Semuanya menjawab dengan kompak. Jika bisa, suara detak jantung mereka yang berpacu akan terdengar bersahutan saking penasaran dan gugupnya.

Desi, Rea, dan Paska berdoa dalam hati. Tangan mereka saling bertautan memberi semangat.

"Juara 1 Sepekan Arsitektur 2019 jatuh kepada ...."

Genggaman mereka bertiga menguat. Mereka tidak masuk juara harapan, juara dua, maupun juara tiga, jadi bolehkah mereka berharap lebih tinggi lagi?

"Universitas Suryadharma, selamaaat." riuh tepuk tangan mengiringi soral bahagia Desi, Rea, dan Paska. Ketiganya berpelukan erat. Kelima tim tampak bersorak dan menghampiri mereka untuk mengucapkan selamat.

"Kita menang, Re, Ka."

"Asem lah, gue pengin nangis rasanya."

"Selamat untuk kita."

Desi memeluk kedua rekannya dengan haru.
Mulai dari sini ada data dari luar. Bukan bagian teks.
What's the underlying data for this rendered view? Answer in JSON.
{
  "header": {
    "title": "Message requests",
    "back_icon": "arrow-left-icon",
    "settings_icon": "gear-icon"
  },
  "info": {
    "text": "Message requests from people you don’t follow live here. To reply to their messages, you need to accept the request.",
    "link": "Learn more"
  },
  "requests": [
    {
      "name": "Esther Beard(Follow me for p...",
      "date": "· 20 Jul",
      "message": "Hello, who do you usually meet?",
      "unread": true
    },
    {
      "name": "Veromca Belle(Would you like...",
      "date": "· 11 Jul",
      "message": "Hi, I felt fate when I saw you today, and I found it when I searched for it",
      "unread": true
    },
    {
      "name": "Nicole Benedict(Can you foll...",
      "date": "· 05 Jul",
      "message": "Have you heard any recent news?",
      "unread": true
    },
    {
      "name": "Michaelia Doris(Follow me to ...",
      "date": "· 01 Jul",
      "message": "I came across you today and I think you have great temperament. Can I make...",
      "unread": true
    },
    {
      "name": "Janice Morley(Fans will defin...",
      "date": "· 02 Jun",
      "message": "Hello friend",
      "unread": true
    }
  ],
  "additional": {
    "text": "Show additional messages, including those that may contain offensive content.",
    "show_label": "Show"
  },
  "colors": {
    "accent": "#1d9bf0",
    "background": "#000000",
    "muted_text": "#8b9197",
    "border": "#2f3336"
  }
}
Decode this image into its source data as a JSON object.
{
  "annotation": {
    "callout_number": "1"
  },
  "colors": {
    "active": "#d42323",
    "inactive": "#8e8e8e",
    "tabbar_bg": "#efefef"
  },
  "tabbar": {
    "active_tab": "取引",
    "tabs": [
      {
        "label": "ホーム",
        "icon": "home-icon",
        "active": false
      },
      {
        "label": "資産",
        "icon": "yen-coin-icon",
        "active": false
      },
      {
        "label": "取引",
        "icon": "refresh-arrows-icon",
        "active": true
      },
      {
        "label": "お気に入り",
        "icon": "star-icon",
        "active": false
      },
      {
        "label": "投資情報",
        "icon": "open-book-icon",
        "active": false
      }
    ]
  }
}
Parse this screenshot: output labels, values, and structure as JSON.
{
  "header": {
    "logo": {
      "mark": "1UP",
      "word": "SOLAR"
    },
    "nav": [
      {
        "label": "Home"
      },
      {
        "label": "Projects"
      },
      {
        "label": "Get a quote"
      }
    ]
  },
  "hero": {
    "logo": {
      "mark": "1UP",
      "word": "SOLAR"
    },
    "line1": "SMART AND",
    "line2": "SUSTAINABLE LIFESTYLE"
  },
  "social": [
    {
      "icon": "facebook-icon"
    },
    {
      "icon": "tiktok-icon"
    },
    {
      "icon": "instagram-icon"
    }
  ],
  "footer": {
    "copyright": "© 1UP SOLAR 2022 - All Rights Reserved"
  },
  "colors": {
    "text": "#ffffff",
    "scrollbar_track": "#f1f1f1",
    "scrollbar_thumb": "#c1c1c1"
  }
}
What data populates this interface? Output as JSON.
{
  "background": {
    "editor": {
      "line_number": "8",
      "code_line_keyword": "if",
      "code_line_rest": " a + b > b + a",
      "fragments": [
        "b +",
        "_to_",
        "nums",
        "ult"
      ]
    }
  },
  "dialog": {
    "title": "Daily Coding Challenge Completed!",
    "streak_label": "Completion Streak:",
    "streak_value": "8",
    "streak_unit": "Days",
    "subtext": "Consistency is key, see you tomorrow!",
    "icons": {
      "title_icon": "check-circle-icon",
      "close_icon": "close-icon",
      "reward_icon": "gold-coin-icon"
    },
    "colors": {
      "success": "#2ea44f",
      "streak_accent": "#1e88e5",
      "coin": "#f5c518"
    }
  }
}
Ini pertama kalinya ikut lomba dan langsung menang membuatnya bangga dengan timnya.

"Satu foto untuk sang pemenang," ucap Raga sambil mengarahkan kamera ke arahnya dan Rea. Gadis itu tersenyum manis berselfie dengan Raga.

Setelah selesai menerima berbagai penghargaan dan juga trophy, Paska selaku ketua tim kembali ke tempatnya.

"Makan besar di depan mata, Guys," ucap Rea yang langsung dibalas jitakan oleh dua temannya. Bukannya mengaduh kesakitan, gadis itu malah tertawa bahagia.

Arsan pernah bilang akan mentraktir mereka jika menang juara satu dan Rea bangga bisa meraihnya. Rea pastikan Arsan akan kapok mentraktirnya kali ini.

«••CLBK••»

Rombongan Rea sudah tiba di bandara. Arsan, Ara, dan Kavi sudah menunggu mereka di terminal dua. Jika ketika berangkat mereka hanya bertiga, kini mereka kembali ke Jakarta berlima.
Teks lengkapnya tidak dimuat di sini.